Engineering

Orchestrating Callbacks

This is the second article from a new series about Node.js. We began by covering by covering the fundamental pattern for controlling flow in Node.js: the callback. In this new article we’ll discuss how we can further use this basic pattern to coordinate asynchronous operations. I hope you enjoy it!
Some of the code samples in this article you can find in this github repo.
- Pedro Teixeira, CTO, YLD!

Orchestrating callbacks

It’s not only Node core API that uses the callback pattern: a multitude of third-party libraries that live on NPM also use this pattern. This allows you to use a flow-control library like async to compose them in almost any way you would want.

To use async you must install it in the root directory of your code using:

$ npm install async

Series

The simplest case of I/O orchestration is the case where you want to chain a series of I/O calls together, one after another, and interrupt them if an error occurs.

This example runs two operations, each of them removing one file:

async_series_1.js:

const async = require('async');  
const fs = require('fs');
var work = [removeFile1, removeFile2];
function removeFile1(cb) {  
  fs.unlink('./file1.txt', cb);
}
function removeFile2(cb) {  
  fs.unlink('./file2.txt', cb);
}
async.series(work, done);
function done(err) {  
  if (err) throw err;
  console.log('done');
}

The async.series function gets two arguments: a first argument with an array of functions that are to be invoked in sequence. These functions (our removeFile1 and removeFile2) have to have the same signature: a callback function as the first and sole argument. Then the second argument of async.series is a final callback that gets called when all of the functions terminate, or when one function gets an error.

If you place two files named file1.txt and file2.txt in the current directory, you will be able to run this without an error:

$ node async_series_1.js

If you run this again you should get an error on the done callback because the file1.txt was removed:

if (err) throw err;
Error: ENOENT, unlink './file1.txt'

Here you can see that the series flow breaks the first time an error occurs, and in this case the final callback function (done) gets called with an error in the first arguments.

Parallel

If the I/O you’re doing is independent, you can reduce the total time a set of operations take by doing them in parallel.
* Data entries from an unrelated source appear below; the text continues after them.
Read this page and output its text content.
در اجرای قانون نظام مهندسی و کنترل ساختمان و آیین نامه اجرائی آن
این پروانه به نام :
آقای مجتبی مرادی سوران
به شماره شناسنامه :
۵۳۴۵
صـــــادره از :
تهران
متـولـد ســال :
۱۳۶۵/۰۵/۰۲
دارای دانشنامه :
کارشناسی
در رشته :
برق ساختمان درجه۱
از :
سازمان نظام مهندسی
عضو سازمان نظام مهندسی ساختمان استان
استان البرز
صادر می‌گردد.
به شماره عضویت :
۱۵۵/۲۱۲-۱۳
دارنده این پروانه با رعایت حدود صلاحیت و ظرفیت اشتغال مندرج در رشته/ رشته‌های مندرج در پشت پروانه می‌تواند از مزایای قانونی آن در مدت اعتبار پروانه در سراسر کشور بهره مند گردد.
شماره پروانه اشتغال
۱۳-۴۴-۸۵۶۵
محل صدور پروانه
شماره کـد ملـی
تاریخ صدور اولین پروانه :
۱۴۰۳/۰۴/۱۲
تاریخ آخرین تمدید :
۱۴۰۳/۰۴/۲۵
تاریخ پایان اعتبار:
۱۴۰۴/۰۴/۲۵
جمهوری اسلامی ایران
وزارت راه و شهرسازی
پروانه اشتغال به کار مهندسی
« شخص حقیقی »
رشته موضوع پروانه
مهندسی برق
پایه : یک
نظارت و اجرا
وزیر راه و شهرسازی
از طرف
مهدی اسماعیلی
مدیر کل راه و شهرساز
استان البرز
const async = require('async');  
const fs = require('fs');
var work = [removeFile1, removeFile2];
function removeFile1(cb) {  
  fs.unlink('./file1.txt', cb);
}
function removeFile2(cb) {  
  fs.unlink('./file2.txt', cb);
}
async.parallel(work, done);
function done(err) {  
  if (err) throw err;
  console.log('done');
}

The only thing we changed here was to replace async.series with async.parallel to cause these two I/O operations to be performed in parallel.

If one of these operations fails, the first one to fail triggers the done callback with an error. If any of the pending calls finish, the done callback doesn't get called. (Remember: a callback function is never called twice; this is part of the contract.)

This is one of the drawbacks of using I/O in parallel instead of in series: you’re only able to handle the first error that happens. If you need to handle each one of them, either avoid parallel calls using async.series or have one custom callback to handle the error on each individual operation.

Waterfall

The reason for using async.series would be that the I/O calls were dependent. Imagine that first you need to fetch a value from a remote system like a database server in order to be able to create the next request. Here is such an example:

function befriend(user1, user2, cb) {
  var alreadyFrends = false;
  async.series([findIfAlreadyFriended, friend], cb);
  function findIfAlreadyFriended(cb) {
    Friends.exists({from: user1, to: user2}, function(err, areFriends) {
      if (err) {
        cb(err);
      }
      else {
        alreadyFriends = areFriends;
      }
    });
  }
  function friend(cb) {
    if (alreadyExists) {
      return cb();
    }
    Friends.insert({from: user1, to: user2}, cb);
  }
}
Notice that we’re using the befriend third argument, a callback function, as a direct last argument of the async.series call. Here you can already see a big advantage of the callback pattern: you don't have to adapt between different function signature patterns – you can pass the callback function directly as an argument.

This befriend function creates a "friend" link in a remote database. It's using async.series to compose these two functions: the first finds out whether the link already exists, and the second creates the friendship link, but only if that link doesn't already exist.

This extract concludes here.